The aphid olfactory receptor system shows a great abundance of organs called secondary rhinaria that are located on the antenna of the alate morphs. The majority of these rhinaria are flat, plate-like organs (placoid sensilla) (Anderson and Bromley, 1987), which suggests their involvement in host plant location and mate finding (Eisenbach and Mittler, 1980; Marsh, 1975; Pettersson, 1971). In soybean aphids, Du et al. (1995) reported that the olfactory systems of soybean aphid males and gynoparous females are quite similar with regard to the abundance of placoid sensilla found on their antennae.
The use of synthetic sex pheromone to disrupt mating behavior has become a widely accepted and increasingly used IPM tool for suppressing populations of several key lepidopteran pests of agricultural crops and tree fruits around the world (Baker and Heath, 2004; Baker et al., 1997; Sanders, 1997). These disruption systems have resulted in a significant reduction in the number of insecticide applications (Baker and Heath, 2004; Staten et al., 1990; Baker et al., 1990).
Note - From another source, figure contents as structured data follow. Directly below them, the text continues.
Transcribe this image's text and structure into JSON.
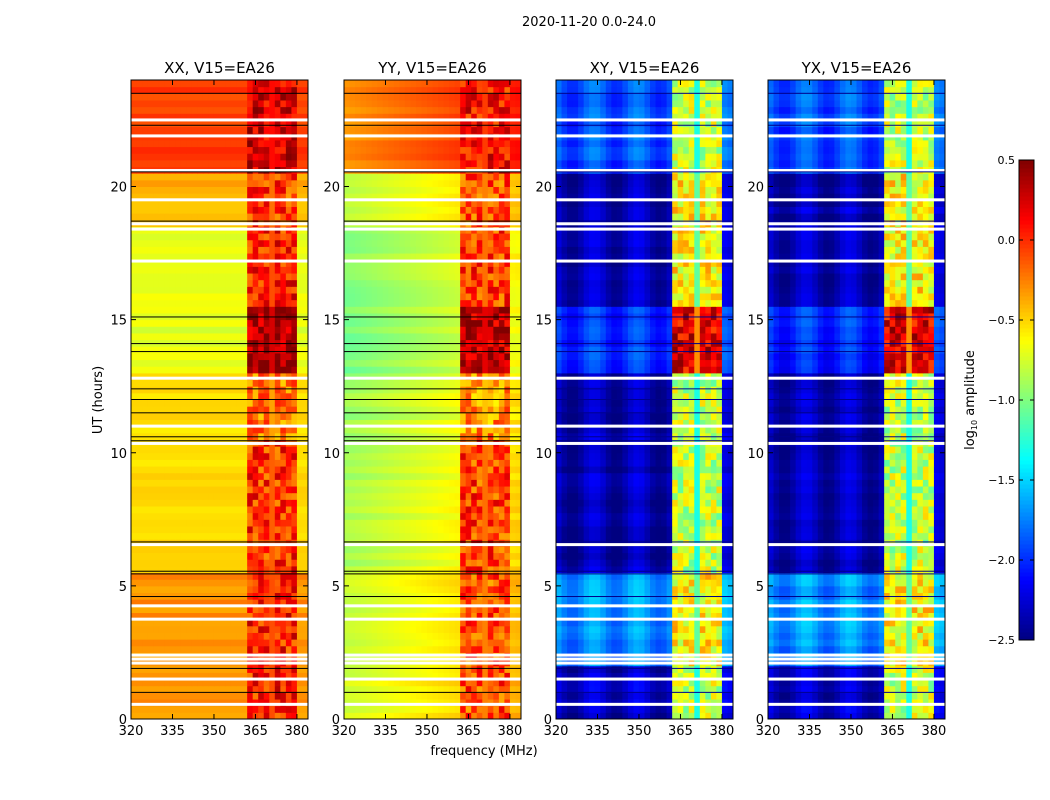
{
  "chart_data": {
    "type": "heatmap",
    "title": "2020-11-20 0.0-24.0",
    "xlabel": "frequency (MHz)",
    "ylabel": "UT (hours)",
    "xlim": [
      320,
      384
    ],
    "ylim": [
      0,
      24
    ],
    "xticks": [
      "320",
      "335",
      "350",
      "365",
      "380"
    ],
    "xtick_values": [
      320,
      335,
      350,
      365,
      380
    ],
    "yticks": [
      "0",
      "5",
      "10",
      "15",
      "20"
    ],
    "ytick_values": [
      0,
      5,
      10,
      15,
      20
    ],
    "colorbar": {
      "label": "log10 amplitude",
      "label_base": "log",
      "label_sub": "10",
      "label_rest": " amplitude",
      "range": [
        -2.5,
        0.5
      ],
      "ticks": [
        "0.5",
        "0.0",
        "−0.5",
        "−1.0",
        "−1.5",
        "−2.0",
        "−2.5"
      ],
      "tick_values": [
        0.5,
        0.0,
        -0.5,
        -1.0,
        -1.5,
        -2.0,
        -2.5
      ],
      "colormap": "jet"
    },
    "rfi_columns_mhz": [
      [
        361.5,
        365.5
      ],
      [
        366.5,
        370.5
      ],
      [
        371.5,
        375.5
      ],
      [
        376.5,
        380.5
      ]
    ],
    "flagged_white_ut": [
      0.55,
      1.5,
      2.1,
      2.25,
      2.4,
      3.75,
      4.25,
      6.55,
      10.35,
      11.0,
      12.8,
      17.2,
      18.4,
      18.6,
      19.5,
      20.6,
      21.9,
      22.5
    ],
    "black_line_ut": [
      1.0,
      1.9,
      4.6,
      5.45,
      5.55,
      6.65,
      10.45,
      10.6,
      11.5,
      12.0,
      12.4,
      13.8,
      14.1,
      15.1,
      18.7,
      20.55,
      22.3,
      23.5
    ],
    "panels": [
      {
        "title": "XX, V15=EA26",
        "kind": "parallel",
        "segments": [
          {
            "ut": [
              0,
              5.5
            ],
            "base": -0.3,
            "band": 0.05
          },
          {
            "ut": [
              5.5,
              10.5
            ],
            "base": -0.5,
            "band": 0.0
          },
          {
            "ut": [
              10.5,
              13
            ],
            "base": -0.55,
            "band": -0.2
          },
          {
            "ut": [
              13,
              15.5
            ],
            "base": -0.7,
            "band": 0.4
          },
          {
            "ut": [
              15.5,
              18.5
            ],
            "base": -0.7,
            "band": 0.05
          },
          {
            "ut": [
              18.5,
              20.5
            ],
            "base": -0.4,
            "band": -0.05
          },
          {
            "ut": [
              20.5,
              24
            ],
            "base": -0.05,
            "band": 0.25
          }
        ]
      },
      {
        "title": "YY, V15=EA26",
        "kind": "parallel",
        "segments": [
          {
            "ut": [
              0,
              5.5
            ],
            "base": -0.6,
            "band": -0.1
          },
          {
            "ut": [
              5.5,
              10.5
            ],
            "base": -0.7,
            "band": -0.05
          },
          {
            "ut": [
              10.5,
              13
            ],
            "base": -0.75,
            "band": -0.3
          },
          {
            "ut": [
              13,
              15.5
            ],
            "base": -0.85,
            "band": 0.35
          },
          {
            "ut": [
              15.5,
              18.5
            ],
            "base": -0.8,
            "band": -0.05
          },
          {
            "ut": [
              18.5,
              20.5
            ],
            "base": -0.6,
            "band": -0.1
          },
          {
            "ut": [
              20.5,
              24
            ],
            "base": -0.15,
            "band": 0.1
          }
        ]
      },
      {
        "title": "XY, V15=EA26",
        "kind": "cross",
        "segments": [
          {
            "ut": [
              0,
              2
            ],
            "base": -2.3,
            "band": -0.8
          },
          {
            "ut": [
              2,
              5.5
            ],
            "base": -1.7,
            "band": -0.6
          },
          {
            "ut": [
              5.5,
              13
            ],
            "base": -2.35,
            "band": -0.8
          },
          {
            "ut": [
              13,
              15.5
            ],
            "base": -2.0,
            "band": 0.2
          },
          {
            "ut": [
              15.5,
              20.5
            ],
            "base": -2.35,
            "band": -0.6
          },
          {
            "ut": [
              20.5,
              24
            ],
            "base": -1.9,
            "band": -0.8
          }
        ]
      },
      {
        "title": "YX, V15=EA26",
        "kind": "cross",
        "segments": [
          {
            "ut": [
              0,
              2
            ],
            "base": -2.3,
            "band": -0.8
          },
          {
            "ut": [
              2,
              5.5
            ],
            "base": -1.7,
            "band": -0.6
          },
          {
            "ut": [
              5.5,
              13
            ],
            "base": -2.35,
            "band": -0.8
          },
          {
            "ut": [
              13,
              15.5
            ],
            "base": -2.0,
            "band": 0.2
          },
          {
            "ut": [
              15.5,
              20.5
            ],
            "base": -2.35,
            "band": -0.6
          },
          {
            "ut": [
              20.5,
              24
            ],
            "base": -1.9,
            "band": -0.8
          }
        ]
      }
    ]
  }
}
Earlier reports have suggested that the active range of male aphids responding to female sex pheromone is relatively short, which could be problematic when developing mating disruption techniques against aphid pests. However, recent studies have shown that males of several aphid species can be selectively attracted to traps releasing synthetic aphid pheromones at relatively long distances, as can gynoparous female aphids be attracted to host plant associated volatiles (Campbell et al., 1990; Hardie et al., 1992; 1996; Boo et al., 2000; Lösel et al., 1996a, b). These recent findings are encouraging for the potential deployment of aphid mating disruption technique using sex pheromones.
Another integrated pest management (IPM) component, mass trapping of insect pests using sex pheromones or host plant volatiles, has also shown renewed promise as a population management tool (Kobayashi et al., 1981; Smit et al., 2001) for both moth and beetle pests (Baker and Heath, 2004). Mass trapping of male soybean aphids as they leave soybean fields to locate females on the winter host, by using inexpensive traps placed in soybean fields, may be a feasible approach to explore. Likewise, mass trapping of gynoparae leaving soybean fields may reduce population densities of overwintering aphids.
There is a particular need to identify such compounds for use in suppressing and impacting soybean aphid populations, a pest causing economic damage.